SOINS SOUS CONTRAINTES - Ma revue n° 006 du 01/03/2021 | Espace Infirmier
 

L'infirmière n° 006 du 01/03/2021

 

DROITS DU PATIENT

JE ME FORME

JURIDIQUE

Jean-Charles Scotti  

avocat au barreau de Marseille jcs@scotti-avocat.fr

Peut-on considérer comme principe acquis le fait que l’hospitalisation sous contrainte autorise, de facto, le soin sous contrainte ?

Selon les dispositions de la loi du 27 juin 1990, il y avait lieu de considérer la contrainte comme une simple mesure administrative accompagnant une modalité de soin requise, qui ne pouvait emporter automatiquement un droit au soin sous contrainte. Dès lors, la seule contrainte de soins possible était celle prescrite par le médecin pour répondre à une situation d’urgence. Cependant, avec les dispositions de l’article L 3211-1 du Code de la santé publique (CSP) modifiées par la loi de 2011, un changement essentiel est intervenu en matière d’hospitalisation sous contrainte : « Une personne ne peut sans son consentement ou, le cas échéant, sans celui de son représentant légal, faire l’objet de soins psychiatriques, hormis les cas prévus par les chapitres II à IV du présent titre et ceux prévus à l’article 706-135 du Code de procédure pénale. » En remplaçant le terme « hospitalisation sous contrainte » par celui de « soins psychiatriques sans consentement », le législateur relance le débat sur la légitimité du soin sous contrainte en psychiatrie. Dorénavant, le soin sous contrainte semble une prérogative médicale associée aux SDRE (soins psychiatriques sur décision du représentant de l’État) ou aux SDT (soins psychiatriques à la demande d’un tiers). Toutefois, pour répondre à la question, il faut garder en mémoire la décision du 20 avril 2012 du Conseil constitutionnel(1) qui a considéré qu’il ne pouvait y avoir de soin sous contrainte dans le programme de soins. Or, le programme de soins est une alternative à l’hospitalisation psychiatrique sous contrainte, sachant que l’obligation de soins semble être la même que dans le cadre d’une hospitalisation.

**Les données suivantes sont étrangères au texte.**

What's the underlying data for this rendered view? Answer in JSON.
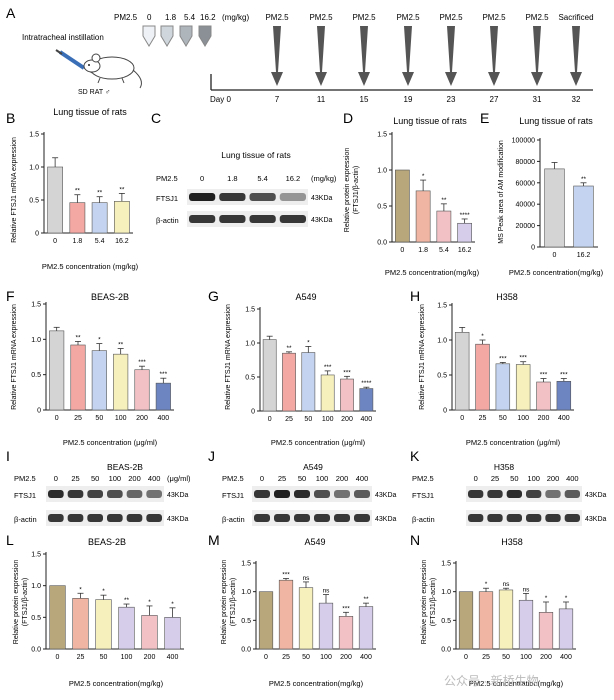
{
  "panel_letters": [
    "A",
    "B",
    "C",
    "D",
    "E",
    "F",
    "G",
    "H",
    "I",
    "J",
    "K",
    "L",
    "M",
    "N"
  ],
  "panelA": {
    "instillation": "Intratracheal instillation",
    "rat": "SD RAT ♂",
    "dose_label": "PM2.5",
    "doses": [
      "0",
      "1.8",
      "5.4",
      "16.2"
    ],
    "dose_unit": "(mg/kg)",
    "timeline_events": [
      {
        "label": "PM2.5",
        "day": "7"
      },
      {
        "label": "PM2.5",
        "day": "11"
      },
      {
        "label": "PM2.5",
        "day": "15"
      },
      {
        "label": "PM2.5",
        "day": "19"
      },
      {
        "label": "PM2.5",
        "day": "23"
      },
      {
        "label": "PM2.5",
        "day": "27"
      },
      {
        "label": "PM2.5",
        "day": "31"
      },
      {
        "label": "Sacrificed",
        "day": "32"
      }
    ],
    "day0": "Day 0"
  },
  "colors": {
    "grey": "#d4d4d4",
    "pink": "#f3a8a4",
    "blue": "#c4d4f0",
    "yellow": "#f6f0bd",
    "tan": "#b8a77b",
    "salmon": "#f0b6a3",
    "rose": "#f1c1c5",
    "lavender": "#d5cde9",
    "navy": "#6d86c2"
  },
  "chart_data": [
    {
      "panel": "B",
      "type": "bar",
      "title": "Lung tissue of rats",
      "ylabel": "Relative FTSJ1 mRNA expression",
      "xlabel": "PM2.5 concentration (mg/kg)",
      "categories": [
        "0",
        "1.8",
        "5.4",
        "16.2"
      ],
      "values": [
        1.0,
        0.46,
        0.46,
        0.48
      ],
      "errors": [
        0.14,
        0.12,
        0.09,
        0.12
      ],
      "sig": [
        "",
        "**",
        "**",
        "**"
      ],
      "ylim": [
        0,
        1.5
      ],
      "yticks": [
        "0",
        "0.5",
        "1.0",
        "1.5"
      ],
      "colors": [
        "grey",
        "pink",
        "blue",
        "yellow"
      ]
    },
    {
      "panel": "D",
      "type": "bar",
      "title": "Lung tissue of rats",
      "ylabel": "Relative protein expression (FTSJ1/β-actin)",
      "xlabel": "PM2.5 concentration(mg/kg)",
      "categories": [
        "0",
        "1.8",
        "5.4",
        "16.2"
      ],
      "values": [
        1.0,
        0.71,
        0.43,
        0.26
      ],
      "errors": [
        0.0,
        0.15,
        0.1,
        0.06
      ],
      "sig": [
        "",
        "*",
        "**",
        "****"
      ],
      "ylim": [
        0,
        1.5
      ],
      "yticks": [
        "0.0",
        "0.5",
        "1.0",
        "1.5"
      ],
      "colors": [
        "tan",
        "salmon",
        "rose",
        "lavender"
      ]
    },
    {
      "panel": "E",
      "type": "bar",
      "title": "Lung tissue of rats",
      "ylabel": "MS Peak area of AM modification",
      "xlabel": "PM2.5 concentration(mg/kg)",
      "categories": [
        "0",
        "16.2"
      ],
      "values": [
        73000,
        57000
      ],
      "errors": [
        6000,
        3000
      ],
      "sig": [
        "",
        "**"
      ],
      "ylim": [
        0,
        100000
      ],
      "yticks": [
        "0",
        "20000",
        "40000",
        "60000",
        "80000",
        "100000"
      ],
      "colors": [
        "grey",
        "blue"
      ]
    },
    {
      "panel": "F",
      "type": "bar",
      "title": "BEAS-2B",
      "ylabel": "Relative FTSJ1 mRNA expression",
      "xlabel": "PM2.5 concentration (μg/ml)",
      "categories": [
        "0",
        "25",
        "50",
        "100",
        "200",
        "400"
      ],
      "values": [
        1.12,
        0.92,
        0.84,
        0.79,
        0.57,
        0.38
      ],
      "errors": [
        0.05,
        0.05,
        0.1,
        0.08,
        0.05,
        0.07
      ],
      "sig": [
        "",
        "**",
        "*",
        "**",
        "***",
        "***"
      ],
      "ylim": [
        0,
        1.5
      ],
      "yticks": [
        "0",
        "0.5",
        "1.0",
        "1.5"
      ],
      "colors": [
        "grey",
        "pink",
        "blue",
        "yellow",
        "rose",
        "navy"
      ]
    },
    {
      "panel": "G",
      "type": "bar",
      "title": "A549",
      "ylabel": "Relative FTSJ1 mRNA expression",
      "xlabel": "PM2.5 concentration (μg/ml)",
      "categories": [
        "0",
        "25",
        "50",
        "100",
        "200",
        "400"
      ],
      "values": [
        1.05,
        0.85,
        0.86,
        0.53,
        0.47,
        0.33
      ],
      "errors": [
        0.05,
        0.02,
        0.09,
        0.06,
        0.04,
        0.02
      ],
      "sig": [
        "",
        "**",
        "*",
        "***",
        "***",
        "****"
      ],
      "ylim": [
        0,
        1.5
      ],
      "yticks": [
        "0",
        "0.5",
        "1.0",
        "1.5"
      ],
      "colors": [
        "grey",
        "pink",
        "blue",
        "yellow",
        "rose",
        "navy"
      ]
    },
    {
      "panel": "H",
      "type": "bar",
      "title": "H358",
      "ylabel": "Relative FTSJ1 mRNA expression",
      "xlabel": "PM2.5 concentration (μg/ml)",
      "categories": [
        "0",
        "25",
        "50",
        "100",
        "200",
        "400"
      ],
      "values": [
        1.11,
        0.94,
        0.66,
        0.65,
        0.4,
        0.41
      ],
      "errors": [
        0.07,
        0.06,
        0.02,
        0.04,
        0.05,
        0.04
      ],
      "sig": [
        "",
        "*",
        "***",
        "***",
        "***",
        "***"
      ],
      "ylim": [
        0,
        1.5
      ],
      "yticks": [
        "0",
        "0.5",
        "1.0",
        "1.5"
      ],
      "colors": [
        "grey",
        "pink",
        "blue",
        "yellow",
        "rose",
        "navy"
      ]
    },
    {
      "panel": "L",
      "type": "bar",
      "title": "BEAS-2B",
      "ylabel": "Relative protein expression (FTSJ1/β-actin)",
      "xlabel": "PM2.5 concentration(mg/kg)",
      "categories": [
        "0",
        "25",
        "50",
        "100",
        "200",
        "400"
      ],
      "values": [
        1.0,
        0.8,
        0.78,
        0.66,
        0.53,
        0.5
      ],
      "errors": [
        0.0,
        0.08,
        0.07,
        0.05,
        0.15,
        0.15
      ],
      "sig": [
        "",
        "*",
        "*",
        "**",
        "*",
        "*"
      ],
      "ylim": [
        0,
        1.5
      ],
      "yticks": [
        "0.0",
        "0.5",
        "1.0",
        "1.5"
      ],
      "colors": [
        "tan",
        "salmon",
        "yellow",
        "lavender",
        "rose",
        "lavender"
      ]
    },
    {
      "panel": "M",
      "type": "bar",
      "title": "A549",
      "ylabel": "Relative protein expression (FTSJ1/β-actin)",
      "xlabel": "PM2.5 concentration(mg/kg)",
      "categories": [
        "0",
        "25",
        "50",
        "100",
        "200",
        "400"
      ],
      "values": [
        1.0,
        1.2,
        1.07,
        0.8,
        0.57,
        0.74
      ],
      "errors": [
        0.0,
        0.03,
        0.1,
        0.15,
        0.07,
        0.06
      ],
      "sig": [
        "",
        "***",
        "ns",
        "ns",
        "***",
        "**"
      ],
      "ylim": [
        0,
        1.5
      ],
      "yticks": [
        "0.0",
        "0.5",
        "1.0",
        "1.5"
      ],
      "colors": [
        "tan",
        "salmon",
        "yellow",
        "lavender",
        "rose",
        "lavender"
      ]
    },
    {
      "panel": "N",
      "type": "bar",
      "title": "H358",
      "ylabel": "Relative protein expression (FTSJ1/β-actin)",
      "xlabel": "PM2.5 concentration(mg/kg)",
      "categories": [
        "0",
        "25",
        "50",
        "100",
        "200",
        "400"
      ],
      "values": [
        1.0,
        1.0,
        1.03,
        0.85,
        0.64,
        0.7
      ],
      "errors": [
        0.0,
        0.06,
        0.03,
        0.12,
        0.18,
        0.12
      ],
      "sig": [
        "",
        "*",
        "ns",
        "ns",
        "*",
        "*"
      ],
      "ylim": [
        0,
        1.5
      ],
      "yticks": [
        "0.0",
        "0.5",
        "1.0",
        "1.5"
      ],
      "colors": [
        "tan",
        "salmon",
        "yellow",
        "lavender",
        "rose",
        "lavender"
      ]
    }
  ],
  "blots": {
    "C": {
      "title": "Lung tissue of rats",
      "conc_label": "PM2.5",
      "doses": [
        "0",
        "1.8",
        "5.4",
        "16.2"
      ],
      "unit": "(mg/kg)",
      "rows": [
        "FTSJ1",
        "β-actin"
      ],
      "kda": [
        "43KDa",
        "43KDa"
      ]
    },
    "I": {
      "title": "BEAS-2B",
      "conc_label": "PM2.5",
      "doses": [
        "0",
        "25",
        "50",
        "100",
        "200",
        "400"
      ],
      "unit": "(μg/ml)",
      "rows": [
        "FTSJ1",
        "β-actin"
      ],
      "kda": [
        "43KDa",
        "43KDa"
      ]
    },
    "J": {
      "title": "A549",
      "conc_label": "PM2.5",
      "doses": [
        "0",
        "25",
        "50",
        "100",
        "200",
        "400"
      ],
      "rows": [
        "FTSJ1",
        "β-actin"
      ],
      "kda": [
        "43KDa",
        "43KDa"
      ]
    },
    "K": {
      "title": "H358",
      "conc_label": "PM2.5",
      "doses": [
        "0",
        "25",
        "50",
        "100",
        "200",
        "400"
      ],
      "rows": [
        "FTSJ1",
        "β-actin"
      ],
      "kda": [
        "43KDa",
        "43KDa"
      ]
    }
  },
  "watermark": "公众号 · 新桥生物"
}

Ainsi, si le soin sous contrainte n’est pas admis dans le cadre du programme de soins, on peut s’interroger, en raisonnant par analogie, sur la constitutionnalité du soin sous contrainte en hospitalisation complète. Plus prosaïquement, si l’on considère la loi de 2011 - à l’instar de celle du 27 juin 1990 -, le principe directeur en matière de soins psychiatriques consiste dans la préservation de la dignité(2). La seule limite au soin sous contrainte, comme atteinte au principe de l’intégrité corporelle, réside dans la définition que donnent le corps médical et le patient de ce droit fondamental.

RÉFÉRENCES

1. Arrêt du Conseil constitutionnel, décision n° 2012-235 QPC, le 20 avril 2012. Disponible en ligne sur : bit.ly/2LWiJyF

2. Définition de la dignité : la primauté de la personne est fondée sur la reconnaissance de sa dignité et la dignité de la personne implique le respect de l’être humain dès le commencement de sa vie. Le Conseil constitutionnel, dans sa décision 93-343-344 DC, a consacré la dignité comme un principe constitutionnel inscrit dans le préambule de la Constitution de 1946.